De plus, cet article prévoit qu’un décret doit établir une nomenclature des sols artificialisés ainsi que l’échelle à laquelle l’artificialisation des sols doit être évaluée dans les documents de planification et d’urbanisme.
Le décret en question a été publié le 29 avril 2022 et a été notamment codifié à l‘article R.101-1 du Code de l’urbanisme.

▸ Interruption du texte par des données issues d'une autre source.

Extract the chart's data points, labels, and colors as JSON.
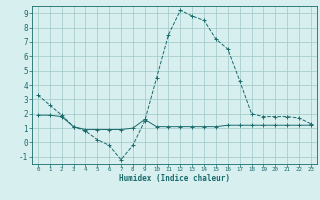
{
  "xlabel": "Humidex (Indice chaleur)",
  "x_values": [
    0,
    1,
    2,
    3,
    4,
    5,
    6,
    7,
    8,
    9,
    10,
    11,
    12,
    13,
    14,
    15,
    16,
    17,
    18,
    19,
    20,
    21,
    22,
    23
  ],
  "curve1": [
    3.3,
    2.6,
    1.9,
    1.1,
    0.8,
    0.2,
    -0.2,
    -1.2,
    -0.2,
    1.5,
    4.5,
    7.5,
    9.2,
    8.8,
    8.5,
    7.2,
    6.5,
    4.3,
    2.0,
    1.8,
    1.8,
    1.8,
    1.7,
    1.3
  ],
  "curve2": [
    1.9,
    1.9,
    1.8,
    1.1,
    0.9,
    0.9,
    0.9,
    0.9,
    1.0,
    1.6,
    1.1,
    1.1,
    1.1,
    1.1,
    1.1,
    1.1,
    1.2,
    1.2,
    1.2,
    1.2,
    1.2,
    1.2,
    1.2,
    1.2
  ],
  "line_color": "#1a6b6b",
  "bg_color": "#d8eff0",
  "grid_color": "#a0c8c8",
  "ylim": [
    -1.5,
    9.5
  ],
  "yticks": [
    -1,
    0,
    1,
    2,
    3,
    4,
    5,
    6,
    7,
    8,
    9
  ],
  "xlim": [
    -0.5,
    23.5
  ]
}
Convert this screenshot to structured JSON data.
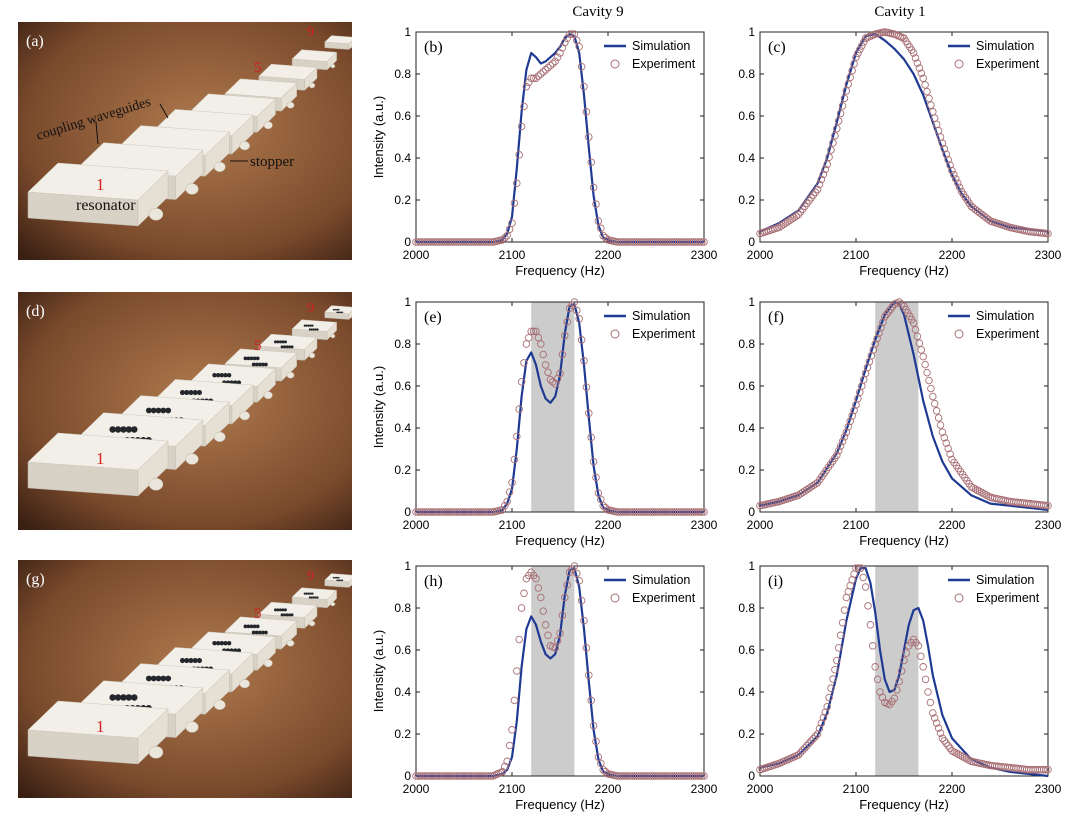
{
  "column_titles": [
    "Cavity 9",
    "Cavity 1"
  ],
  "photos": [
    {
      "label": "(a)",
      "texts": {
        "n1": "1",
        "n5": "5",
        "n9": "9",
        "coupling": "coupling waveguides",
        "stopper": "stopper",
        "resonator": "resonator"
      },
      "blocks": false
    },
    {
      "label": "(d)",
      "texts": {
        "n1": "1",
        "n5": "5",
        "n9": "9"
      },
      "blocks": true
    },
    {
      "label": "(g)",
      "texts": {
        "n1": "1",
        "n5": "5",
        "n9": "9"
      },
      "blocks": true
    }
  ],
  "colors": {
    "simulation": "#1f3a93",
    "experiment": "#a86f74",
    "band": "#cccccc",
    "photo_bg": "#7a4a2c",
    "block": "#f2efe8",
    "red_label": "#d42020"
  },
  "chart_data": [
    {
      "panel": "(b)",
      "type": "line",
      "title": "Cavity 9",
      "xlabel": "Frequency (Hz)",
      "ylabel": "Intensity (a.u.)",
      "xlim": [
        2000,
        2300
      ],
      "ylim": [
        0,
        1
      ],
      "xticks": [
        "2000",
        "2100",
        "2200",
        "2300"
      ],
      "yticks": [
        "0",
        "0.2",
        "0.4",
        "0.6",
        "0.8",
        "1"
      ],
      "legend": "top-right",
      "band": null,
      "series": [
        {
          "name": "Simulation",
          "style": "line",
          "x": [
            2000,
            2080,
            2090,
            2095,
            2100,
            2105,
            2110,
            2115,
            2120,
            2125,
            2130,
            2135,
            2140,
            2145,
            2150,
            2155,
            2160,
            2165,
            2170,
            2175,
            2180,
            2185,
            2190,
            2195,
            2200,
            2210,
            2300
          ],
          "y": [
            0,
            0,
            0.01,
            0.04,
            0.12,
            0.35,
            0.62,
            0.82,
            0.9,
            0.88,
            0.85,
            0.86,
            0.88,
            0.9,
            0.93,
            0.97,
            0.99,
            0.98,
            0.9,
            0.7,
            0.45,
            0.22,
            0.08,
            0.02,
            0.01,
            0,
            0
          ]
        },
        {
          "name": "Experiment",
          "style": "markers",
          "x": [
            2000,
            2080,
            2090,
            2095,
            2100,
            2105,
            2110,
            2115,
            2120,
            2125,
            2130,
            2135,
            2140,
            2145,
            2150,
            2155,
            2160,
            2165,
            2170,
            2175,
            2180,
            2185,
            2190,
            2195,
            2200,
            2210,
            2300
          ],
          "y": [
            0,
            0,
            0.01,
            0.03,
            0.09,
            0.28,
            0.55,
            0.74,
            0.78,
            0.78,
            0.8,
            0.82,
            0.84,
            0.86,
            0.9,
            0.95,
            0.99,
            0.99,
            0.93,
            0.74,
            0.5,
            0.26,
            0.1,
            0.03,
            0.01,
            0,
            0
          ]
        }
      ]
    },
    {
      "panel": "(c)",
      "type": "line",
      "title": "Cavity 1",
      "xlabel": "Frequency (Hz)",
      "ylabel": "",
      "xlim": [
        2000,
        2300
      ],
      "ylim": [
        0,
        1
      ],
      "xticks": [
        "2000",
        "2100",
        "2200",
        "2300"
      ],
      "yticks": [
        "0",
        "0.2",
        "0.4",
        "0.6",
        "0.8",
        "1"
      ],
      "legend": "top-right",
      "band": null,
      "series": [
        {
          "name": "Simulation",
          "style": "line",
          "x": [
            2000,
            2020,
            2040,
            2060,
            2070,
            2080,
            2090,
            2100,
            2110,
            2120,
            2130,
            2140,
            2150,
            2160,
            2170,
            2180,
            2190,
            2200,
            2210,
            2220,
            2240,
            2260,
            2280,
            2300
          ],
          "y": [
            0.05,
            0.09,
            0.15,
            0.28,
            0.4,
            0.57,
            0.75,
            0.9,
            0.98,
            0.99,
            0.96,
            0.92,
            0.87,
            0.8,
            0.7,
            0.57,
            0.44,
            0.32,
            0.23,
            0.17,
            0.1,
            0.07,
            0.06,
            0.05
          ]
        },
        {
          "name": "Experiment",
          "style": "markers",
          "x": [
            2000,
            2020,
            2040,
            2060,
            2070,
            2080,
            2090,
            2100,
            2110,
            2120,
            2130,
            2140,
            2150,
            2160,
            2170,
            2180,
            2190,
            2200,
            2210,
            2220,
            2240,
            2260,
            2280,
            2300
          ],
          "y": [
            0.04,
            0.07,
            0.13,
            0.25,
            0.37,
            0.54,
            0.72,
            0.88,
            0.97,
            0.99,
            1.0,
            0.99,
            0.97,
            0.9,
            0.78,
            0.62,
            0.47,
            0.34,
            0.24,
            0.17,
            0.1,
            0.07,
            0.05,
            0.04
          ]
        }
      ]
    },
    {
      "panel": "(e)",
      "type": "line",
      "title": "",
      "xlabel": "Frequency (Hz)",
      "ylabel": "Intensity (a.u.)",
      "xlim": [
        2000,
        2300
      ],
      "ylim": [
        0,
        1
      ],
      "xticks": [
        "2000",
        "2100",
        "2200",
        "2300"
      ],
      "yticks": [
        "0",
        "0.2",
        "0.4",
        "0.6",
        "0.8",
        "1"
      ],
      "legend": "top-right",
      "band": [
        2120,
        2165
      ],
      "series": [
        {
          "name": "Simulation",
          "style": "line",
          "x": [
            2000,
            2080,
            2090,
            2095,
            2100,
            2105,
            2110,
            2115,
            2120,
            2125,
            2130,
            2135,
            2140,
            2145,
            2150,
            2155,
            2160,
            2165,
            2170,
            2175,
            2180,
            2185,
            2190,
            2195,
            2200,
            2210,
            2300
          ],
          "y": [
            0,
            0,
            0.01,
            0.04,
            0.11,
            0.3,
            0.55,
            0.72,
            0.76,
            0.7,
            0.6,
            0.54,
            0.52,
            0.55,
            0.65,
            0.85,
            0.98,
            0.99,
            0.9,
            0.7,
            0.45,
            0.22,
            0.08,
            0.02,
            0.01,
            0,
            0
          ]
        },
        {
          "name": "Experiment",
          "style": "markers",
          "x": [
            2000,
            2080,
            2090,
            2095,
            2100,
            2105,
            2110,
            2115,
            2120,
            2125,
            2130,
            2135,
            2140,
            2145,
            2150,
            2155,
            2160,
            2165,
            2170,
            2175,
            2180,
            2185,
            2190,
            2195,
            2200,
            2210,
            2300
          ],
          "y": [
            0,
            0,
            0.01,
            0.05,
            0.14,
            0.36,
            0.62,
            0.8,
            0.86,
            0.86,
            0.8,
            0.7,
            0.63,
            0.61,
            0.66,
            0.84,
            0.97,
            1.0,
            0.92,
            0.72,
            0.47,
            0.24,
            0.09,
            0.03,
            0.01,
            0,
            0
          ]
        }
      ]
    },
    {
      "panel": "(f)",
      "type": "line",
      "title": "",
      "xlabel": "Frequency (Hz)",
      "ylabel": "",
      "xlim": [
        2000,
        2300
      ],
      "ylim": [
        0,
        1
      ],
      "xticks": [
        "2000",
        "2100",
        "2200",
        "2300"
      ],
      "yticks": [
        "0",
        "0.2",
        "0.4",
        "0.6",
        "0.8",
        "1"
      ],
      "legend": "top-right",
      "band": [
        2120,
        2165
      ],
      "series": [
        {
          "name": "Simulation",
          "style": "line",
          "x": [
            2000,
            2020,
            2040,
            2060,
            2080,
            2090,
            2100,
            2110,
            2120,
            2130,
            2140,
            2145,
            2150,
            2160,
            2170,
            2180,
            2190,
            2200,
            2220,
            2240,
            2260,
            2280,
            2300
          ],
          "y": [
            0.03,
            0.05,
            0.08,
            0.14,
            0.28,
            0.39,
            0.53,
            0.68,
            0.82,
            0.94,
            1.0,
            0.99,
            0.94,
            0.75,
            0.53,
            0.36,
            0.24,
            0.16,
            0.08,
            0.04,
            0.03,
            0.02,
            0.01
          ]
        },
        {
          "name": "Experiment",
          "style": "markers",
          "x": [
            2000,
            2020,
            2040,
            2060,
            2080,
            2090,
            2100,
            2110,
            2120,
            2130,
            2140,
            2145,
            2150,
            2160,
            2170,
            2180,
            2190,
            2200,
            2220,
            2240,
            2260,
            2280,
            2300
          ],
          "y": [
            0.03,
            0.05,
            0.08,
            0.14,
            0.27,
            0.38,
            0.51,
            0.66,
            0.8,
            0.93,
            0.99,
            1.0,
            0.98,
            0.9,
            0.74,
            0.55,
            0.38,
            0.25,
            0.12,
            0.07,
            0.05,
            0.04,
            0.03
          ]
        }
      ]
    },
    {
      "panel": "(h)",
      "type": "line",
      "title": "",
      "xlabel": "Frequency (Hz)",
      "ylabel": "Intensity (a.u.)",
      "xlim": [
        2000,
        2300
      ],
      "ylim": [
        0,
        1
      ],
      "xticks": [
        "2000",
        "2100",
        "2200",
        "2300"
      ],
      "yticks": [
        "0",
        "0.2",
        "0.4",
        "0.6",
        "0.8",
        "1"
      ],
      "legend": "top-right",
      "band": [
        2120,
        2165
      ],
      "series": [
        {
          "name": "Simulation",
          "style": "line",
          "x": [
            2000,
            2080,
            2090,
            2095,
            2100,
            2105,
            2110,
            2115,
            2120,
            2125,
            2130,
            2135,
            2140,
            2145,
            2150,
            2155,
            2160,
            2165,
            2170,
            2175,
            2180,
            2185,
            2190,
            2195,
            2200,
            2210,
            2300
          ],
          "y": [
            0,
            0,
            0.01,
            0.03,
            0.09,
            0.26,
            0.52,
            0.7,
            0.76,
            0.72,
            0.64,
            0.58,
            0.56,
            0.58,
            0.67,
            0.86,
            0.98,
            0.99,
            0.9,
            0.7,
            0.45,
            0.22,
            0.08,
            0.02,
            0.01,
            0,
            0
          ]
        },
        {
          "name": "Experiment",
          "style": "markers",
          "x": [
            2000,
            2080,
            2090,
            2095,
            2100,
            2105,
            2110,
            2115,
            2120,
            2125,
            2130,
            2135,
            2140,
            2145,
            2150,
            2155,
            2160,
            2165,
            2170,
            2175,
            2180,
            2185,
            2190,
            2195,
            2200,
            2210,
            2300
          ],
          "y": [
            0,
            0,
            0.02,
            0.07,
            0.22,
            0.5,
            0.8,
            0.94,
            0.97,
            0.94,
            0.85,
            0.72,
            0.62,
            0.61,
            0.68,
            0.85,
            0.97,
            1.0,
            0.93,
            0.74,
            0.48,
            0.24,
            0.09,
            0.03,
            0.01,
            0,
            0
          ]
        }
      ]
    },
    {
      "panel": "(i)",
      "type": "line",
      "title": "",
      "xlabel": "Frequency (Hz)",
      "ylabel": "",
      "xlim": [
        2000,
        2300
      ],
      "ylim": [
        0,
        1
      ],
      "xticks": [
        "2000",
        "2100",
        "2200",
        "2300"
      ],
      "yticks": [
        "0",
        "0.2",
        "0.4",
        "0.6",
        "0.8",
        "1"
      ],
      "legend": "top-right",
      "band": [
        2120,
        2165
      ],
      "series": [
        {
          "name": "Simulation",
          "style": "line",
          "x": [
            2000,
            2020,
            2040,
            2060,
            2070,
            2080,
            2090,
            2100,
            2105,
            2110,
            2115,
            2120,
            2125,
            2130,
            2135,
            2140,
            2145,
            2150,
            2155,
            2160,
            2165,
            2170,
            2175,
            2180,
            2190,
            2200,
            2220,
            2240,
            2260,
            2280,
            2300
          ],
          "y": [
            0.04,
            0.06,
            0.1,
            0.19,
            0.3,
            0.48,
            0.74,
            0.94,
            0.99,
            0.99,
            0.92,
            0.78,
            0.6,
            0.46,
            0.4,
            0.41,
            0.48,
            0.6,
            0.72,
            0.79,
            0.8,
            0.74,
            0.62,
            0.48,
            0.29,
            0.18,
            0.08,
            0.04,
            0.02,
            0.01,
            0.0
          ]
        },
        {
          "name": "Experiment",
          "style": "markers",
          "x": [
            2000,
            2020,
            2040,
            2060,
            2070,
            2080,
            2090,
            2100,
            2105,
            2110,
            2115,
            2120,
            2125,
            2130,
            2135,
            2140,
            2145,
            2150,
            2155,
            2160,
            2165,
            2170,
            2175,
            2180,
            2190,
            2200,
            2220,
            2240,
            2260,
            2280,
            2300
          ],
          "y": [
            0.03,
            0.06,
            0.1,
            0.2,
            0.33,
            0.55,
            0.85,
            0.99,
            0.99,
            0.9,
            0.72,
            0.52,
            0.4,
            0.35,
            0.34,
            0.37,
            0.45,
            0.55,
            0.62,
            0.65,
            0.62,
            0.52,
            0.4,
            0.3,
            0.18,
            0.12,
            0.07,
            0.05,
            0.04,
            0.03,
            0.03
          ]
        }
      ]
    }
  ]
}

Selon ce décret, le classement d’une surface comme artificialisée dans la nomenclature doit se faire en fonction de l’utilisation réelle du sol, et non en fonction de sa classification dans le document d’urbanisme. Par exemple, un terrain conservé à son état naturel doit être considéré comme non artificialisé, même s’il est classé comme zone urbanisée dans le plan local d’urbanisme (PLU). À l’inverse, un terrain construit en zone agricole ou naturelle doit être pris en compte dans le calcul des surfaces artificialisées.
Pour évaluer cette utilisation effective, le décret prévoit que « l’occupation effective est mesurée à l’échelle de polygones dont la surface est définie en fonction de seuils de référence précisés par arrêté du ministre chargé de l’urbanisme, selon les normes du Conseil national de l’information géolocalisée ».
En d’autres termes, pour déterminer si un terrain est artificialisé dans un document d’urbanisme, le décret renvoie la responsabilité à un arrêté ministériel. Cet arrêté doit lui-même être élaboré en se conformant aux normes établies par un organisme administratif distinct, en l’occurrence le Conseil national de l’information géolocalisée, qui est rattaché au Ministère du développement durable.
Cependant, cette délégation de compétence a été remise en question par le Conseil d’État, qui a annulé le décret sur ce point en arguant qu’il souffrait d’une « incompétence négative ». En d’autres termes, les rédacteurs du décret n’ont pas rempli leur devoir de définir, conformément à la loi, l’échelle à laquelle l’artificialisation des sols doit être évaluée dans les documents de planification et d’urbanisme.
En termes simples, le Conseil d’État rappelle au gouvernement qu’il doit lui-même élaborer les textes d’application de la loi, surtout lorsque la loi l’exige explicitement, et ne peut pas déléguer cette tâche à un autre organe de l’exécutif.
Désormais, il existe une incertitude quant à la manière d’évaluer l’utilisation effective d’une surface dans un document d’urbanisme pour déterminer si elle est artificialisée ou non, car la méthode établie par le gouvernement dans le décret du 29 avril 2022 a été annulée par le Conseil d’État (CE, 4 octobre 2023, Association des Maires de France, req., n° 465341).
Il incombe donc au gouvernement de revoir sa copie et d’adopter de nouvelles dispositions à ce sujet, ce qui pourrait être fait rapidement, étant donné l’annonce de la publication de nouveaux décrets d’application de la loi climat et résilience.